In [ ]:
require(randomForest)

Score board

No. score
1 0.75120
2 0.75598
  • First try is even worse than the lady first approach.
  • Second try is with "Embarked" feature.

To improve

  • Below I ignored Embarked, because in training data, some Embark is NA but in test data, Embark is all available, so the factor they give are different, randomForest cannot work with it.
    • This has been fixed, I just ignored the training data
  • I ignored "Name"/"Cabin"/"Ticket" because they are more than 53 level, which randomForest can not handle.
  • There are some training data with NA entry, I ignored in the training, might need to include them
  • Try to figure out why some of the predictions are NA

In [ ]:
set.seed(20121228)
train <- read.csv("train.csv")
# train.nona <- na.omit(train)
# drops <- c("PassengerId", "Name", "Cabin", "Ticket", "Embarked")
drops <- c("PassengerId", "Name", "Cabin", "Ticket")
train <- transform(train, Survived = as.factor(Survived))
train <- train[ , !(names(train) %in% drops)]
train <- subset(train, Embarked != "")
train <- transform(train, Embarked = as.factor(as.character(Embarked)))
# train <- train[train$Embarked != "",]
summary(train)

In [ ]:
# This is for checking the "Embarked" feature
# e <- train$Embarked
# str(e)

In [ ]:
# There are about 889 rows, take 720 of them as training, the rest for validation
train_row <- sample(1:nrow(train), 720)

In [ ]:
# rf.titanic <- randomForest(Survived ~ ., data = train, na.action = na.omit, subset = train_row)
rf.titanic <- randomForest(Survived ~ ., data = train, na.action = na.omit, subset = train_row)

In [ ]:
# Check the data structure
str(rf.titanic)

In [ ]:
train[train_row[c(2,4)],]

In [ ]:
sum(train[names(rf.titanic$predicted), ]$Survived == rf.titanic$predicted) / length(rf.titanic$predicted)

In [ ]:
# The explanation of
getTree(rf.titanic, 1)

In [ ]:
res <- predict(rf.titanic, train[train_row[2],], predict.all = TRUE, )
str(res)

Make the prediction on training data


In [ ]:
pred_train <- predict(rf.titanic, train[train_row,])
sum(is.na(pred_train))
head(pred_train)
pred_train[is.na(pred_train)] <- 0
print("Correct rate on training set: ")
rate <- with(data = train[train_row,], sum(Survived == pred_train) / length(pred_train))
print(rate)
length(pred_train)

Make the prediction on validation data


In [ ]:
pred_validation <- predict(rf.titanic, train[-train_row,])
length(pred_validation)
sum(is.na(pred_validation))
pred_validation[is.na(pred_validation)] <- 0
res_validation <- train$Survived[-train_row]
# pred_validation <- as.numeric(pred_validation) - 1
# pred_validation
# res_validation
print("Correct rate on validation set: ")
print(sum(res_validation == pred_validation) / length(res_validation))
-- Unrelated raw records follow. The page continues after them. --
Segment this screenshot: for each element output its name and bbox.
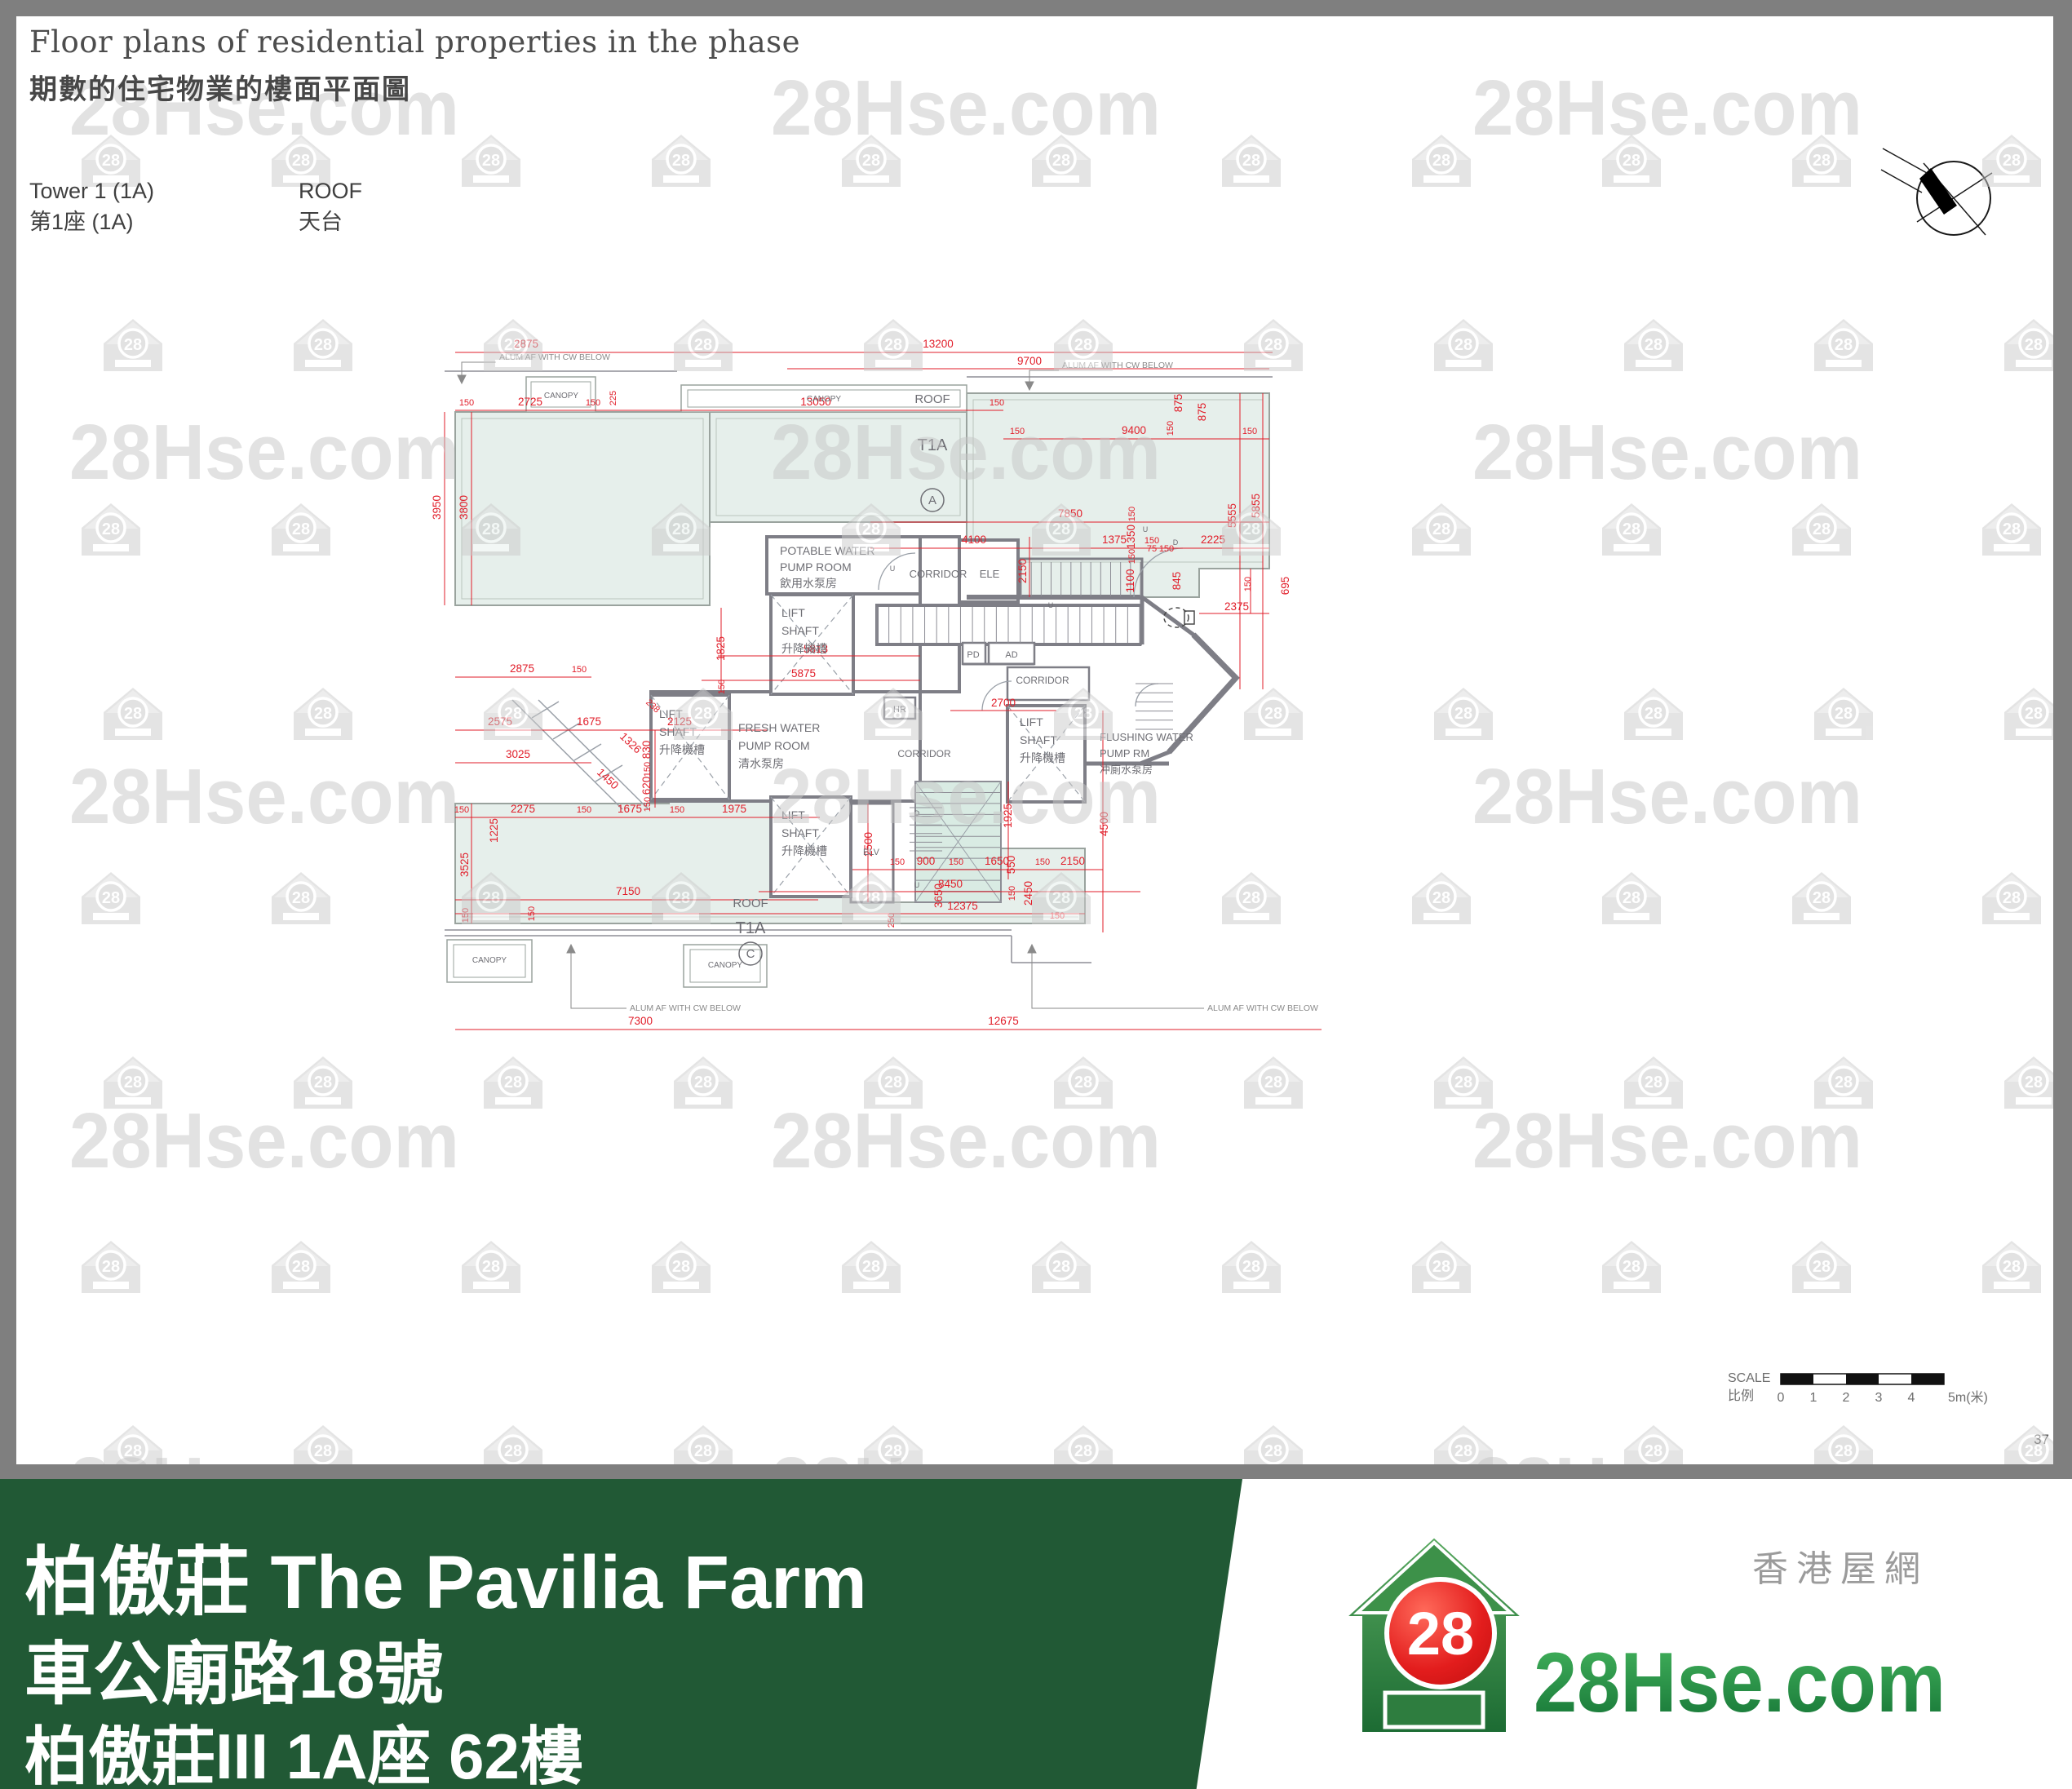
dimension-label: 7850 <box>1058 507 1082 520</box>
room-label: ELV <box>863 848 880 857</box>
room-label: LIFT <box>1020 715 1043 728</box>
dimension-label: 5875 <box>791 667 816 680</box>
room-label: SHAFT <box>659 725 697 738</box>
dimension-label: 3525 <box>458 852 471 877</box>
plan-note: ALUM AF WITH CW BELOW <box>499 352 610 362</box>
dimension-label: 250 <box>887 913 897 928</box>
dimension-label: 830 <box>640 741 653 759</box>
dimension-label: 4500 <box>1098 812 1110 836</box>
dimension-label: 3025 <box>506 748 530 760</box>
dimension-label: 150 <box>670 805 684 815</box>
dimension-label: 12675 <box>988 1015 1019 1027</box>
dimension-label: 2725 <box>518 396 542 408</box>
dimension-label: 150 <box>1050 911 1065 921</box>
room-label: 升降機槽 <box>781 642 827 655</box>
dimension-label: 150 <box>527 906 537 921</box>
room-label: 冲廁水泵房 <box>1100 764 1153 776</box>
dimension-label: 7150 <box>616 885 640 897</box>
room-label: POTABLE WATER <box>780 544 874 557</box>
room-label: 升降機槽 <box>781 844 827 857</box>
dimension-label: 12375 <box>947 900 978 912</box>
svg-text:3: 3 <box>1875 1391 1883 1405</box>
room-label: FLUSHING WATER <box>1100 731 1193 743</box>
dimension-label: 2700 <box>991 697 1016 709</box>
north-compass-icon <box>1881 148 1992 235</box>
room-label: PUMP RM <box>1100 747 1149 759</box>
dimension-label: 2875 <box>510 662 534 675</box>
dimension-label: 150 <box>890 857 905 867</box>
plan-note: ALUM AF WITH CW BELOW <box>630 1003 741 1013</box>
room-label: U <box>914 881 920 889</box>
room-label: SHAFT <box>781 624 819 637</box>
room-label: 升降機槽 <box>659 743 705 756</box>
dimension-label: 620 <box>640 777 653 795</box>
svg-text:2: 2 <box>1843 1391 1850 1405</box>
room-label: SHAFT <box>781 826 819 839</box>
dimension-label: 225 <box>609 391 618 405</box>
room-label: 升降機槽 <box>1020 751 1065 764</box>
dimension-label: 150 <box>1007 886 1017 901</box>
tower-label-zh: 第1座 (1A) <box>29 206 154 237</box>
property-unit: 柏傲莊III 1A座 62樓 <box>24 1706 583 1789</box>
dimension-label: 5855 <box>1250 494 1262 518</box>
header: Floor plans of residential properties in… <box>29 24 800 107</box>
logo-badge: 28 <box>1407 1600 1474 1667</box>
dimension-label: 7300 <box>628 1015 653 1027</box>
dimension-label: 150 <box>643 762 653 777</box>
svg-text:4: 4 <box>1908 1391 1915 1405</box>
floorplan-page: 2875132009700150272515022513050150150940… <box>0 0 2072 1789</box>
dimension-label: 9400 <box>1122 424 1146 436</box>
dimension-label: 1825 <box>715 636 727 661</box>
dimension-label: 2275 <box>511 803 535 815</box>
room-label: CORRIDOR <box>897 748 951 759</box>
dimension-label: 3800 <box>458 495 470 520</box>
roof-area-topleft <box>455 412 710 605</box>
property-banner: 柏傲莊 The Pavilia Farm 車公廟路18號 柏傲莊III 1A座 … <box>0 1479 1242 1789</box>
dimension-label: 875 <box>1196 403 1208 422</box>
dimension-label: 150 <box>454 805 469 815</box>
room-label: SHAFT <box>1020 733 1057 746</box>
floor-label: ROOF 天台 <box>299 175 362 237</box>
dimension-label: 150 <box>1242 427 1257 436</box>
room-label: LIFT <box>781 808 805 821</box>
dimension-label: 150 <box>461 908 471 923</box>
dimension-label: 875 <box>1172 394 1184 413</box>
dimension-label: 2575 <box>488 715 512 728</box>
room-label: CANOPY <box>708 961 743 970</box>
room-label: 清水泵房 <box>738 757 784 770</box>
room-label: HR <box>893 705 906 715</box>
room-label: U <box>890 565 896 573</box>
room-label: CORRIDOR <box>910 568 967 580</box>
logo-tagline: 香港屋網 <box>1752 1549 1928 1589</box>
dimension-label: 1225 <box>488 818 500 843</box>
room-label: U <box>1143 525 1149 534</box>
svg-text:5m(米): 5m(米) <box>1948 1390 1988 1405</box>
brand-area: 28 28Hse.com 香港屋網 <box>1305 1479 2072 1789</box>
tower-label: Tower 1 (1A) 第1座 (1A) <box>29 175 154 237</box>
room-label: CANOPY <box>807 395 842 404</box>
room-label: CORRIDOR <box>1016 675 1069 686</box>
svg-text:0: 0 <box>1778 1391 1785 1405</box>
floor-label-zh: 天台 <box>299 206 362 237</box>
room-label: ELE <box>980 568 1000 580</box>
dimension-label: 3650 <box>932 883 945 908</box>
dimension-label: 2150 <box>1060 855 1085 867</box>
page-title-zh: 期數的住宅物業的樓面平面圖 <box>29 67 800 107</box>
frame-bar-right <box>2053 0 2072 1464</box>
floor-label-en: ROOF <box>299 175 362 206</box>
dimension-label: 2225 <box>1201 534 1225 546</box>
page-number: 37 <box>2034 1432 2049 1447</box>
plan-note: ALUM AF WITH CW BELOW <box>1207 1003 1318 1013</box>
room-label: A <box>928 494 936 507</box>
frame-bar-left <box>0 0 16 1464</box>
room-label: AD <box>1005 650 1017 660</box>
property-address: 車公廟路18號 <box>24 1619 443 1718</box>
room-label: PD <box>967 650 979 660</box>
scale-bar: SCALE 比例 01234 5m(米) <box>1728 1371 1988 1405</box>
dimension-label: 150 <box>643 797 653 812</box>
room-label: CANOPY <box>472 956 507 965</box>
dimension-label: 4100 <box>962 534 986 546</box>
dimension-label: 1350 <box>1125 525 1137 549</box>
dimension-label: 150 <box>1166 421 1175 436</box>
dimension-label: 2375 <box>1224 600 1249 613</box>
dimension-label: 150 <box>990 398 1004 408</box>
room-label: PUMP ROOM <box>738 739 810 752</box>
room-label: 飲用水泵房 <box>780 577 837 590</box>
svg-text:比例: 比例 <box>1728 1388 1754 1403</box>
plan-note: ALUM AF WITH CW BELOW <box>1062 361 1173 370</box>
stair-main <box>877 605 1142 644</box>
dimension-label: 1375 <box>1102 534 1127 546</box>
frame-bar-middle <box>0 1464 2072 1479</box>
dimension-label: 900 <box>917 855 936 867</box>
logo-brand: 28Hse.com <box>1534 1636 1946 1730</box>
svg-text:1: 1 <box>1810 1391 1817 1405</box>
dimension-label: 2150 <box>1016 559 1029 583</box>
room-label: U <box>1048 601 1054 609</box>
room-label: T1A <box>918 436 948 454</box>
dimension-label: 150 <box>717 680 727 694</box>
room-label: PUMP ROOM <box>780 560 852 573</box>
dimension-label: 150 <box>1243 577 1253 591</box>
room-label: FRESH WATER <box>738 721 820 734</box>
svg-text:SCALE: SCALE <box>1728 1371 1770 1385</box>
dimension-label: 1100 <box>1124 569 1136 592</box>
dimension-label: 150 <box>1010 427 1025 436</box>
dimension-label: 1650 <box>985 855 1009 867</box>
dimension-label: 150 <box>459 398 474 408</box>
dimension-label: 1975 <box>722 803 746 815</box>
dimension-label: 1925 <box>1002 804 1014 828</box>
tower-label-en: Tower 1 (1A) <box>29 175 154 206</box>
room-label: T1A <box>736 919 766 937</box>
room-label: LIFT <box>659 707 683 720</box>
dimension-label: 3950 <box>431 495 443 520</box>
dimension-label: 1450 <box>595 766 621 791</box>
dimension-label: 150 <box>1159 544 1174 554</box>
dimension-label: 150 <box>1127 507 1137 521</box>
room-label: D <box>914 809 920 817</box>
dimension-label: 75 <box>1147 544 1157 554</box>
room-label: C <box>746 947 755 961</box>
dimension-label: 150 <box>949 857 963 867</box>
dimension-label: 150 <box>577 805 591 815</box>
frame-bar-top <box>0 0 2072 16</box>
property-name: 柏傲莊 The Pavilia Farm <box>24 1521 867 1630</box>
room-label: CANOPY <box>544 392 579 401</box>
dimension-label: 2450 <box>1022 881 1034 906</box>
room-label: ROOF <box>914 392 950 406</box>
dimension-label: 845 <box>1171 572 1183 591</box>
dimension-label: 9700 <box>1017 355 1042 367</box>
room-label: LIFT <box>781 606 805 619</box>
dimension-label: 150 <box>586 398 600 408</box>
logo-house-icon: 28 <box>1344 1536 1524 1734</box>
dimension-label: 1675 <box>577 715 601 728</box>
dimension-label: 5555 <box>1226 503 1238 528</box>
dimension-label: 150 <box>1127 549 1137 564</box>
dimension-label: 150 <box>572 665 587 675</box>
dimension-label: 150 <box>1035 857 1050 867</box>
room-label: D <box>1173 538 1179 547</box>
page-title-en: Floor plans of residential properties in… <box>29 24 800 60</box>
dimension-label: 2875 <box>514 338 538 350</box>
dimension-label: 1675 <box>618 803 642 815</box>
room-label: ROOF <box>733 897 768 910</box>
dimension-label: 695 <box>1279 577 1291 596</box>
dimension-label: 13200 <box>923 338 954 350</box>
Make the prediction on test data


In [ ]:
test <- read.csv("test.csv")
test <- transform(test, Survived = 0)
test[1, "Survived"] <- 1
test <- transform(test, Survived = as.factor(Survived))
test <- test[ , !(names(test) %in% drops)]
summary(test)

In [ ]:
pred <- predict(rf.titanic, test)
str(pred)

In [ ]:
result.titanic <- data.frame(PassengerId = 892:1309, Survived = as.numeric(pred) - 1)

In [ ]:
summary(result.titanic)
str(result.titanic)
head(result.titanic)
  • We can see quite a bit prediction is NA, so assume they are all not survived
  • might be improved here:
  • Try to figure out why they are NA first

In [ ]:
sum(is.na(result.titanic$Survived))
result.titanic$Survived[is.na(result.titanic$Survived)] <- 0

In [ ]:
result.titanic

In [ ]:
write.csv(result.titanic, file = "my_random_forest_2.csv", row.names = FALSE)

The following part is trying to find out why some prediction is NA

The reason looks pretty simple, there is "NA" in the training set.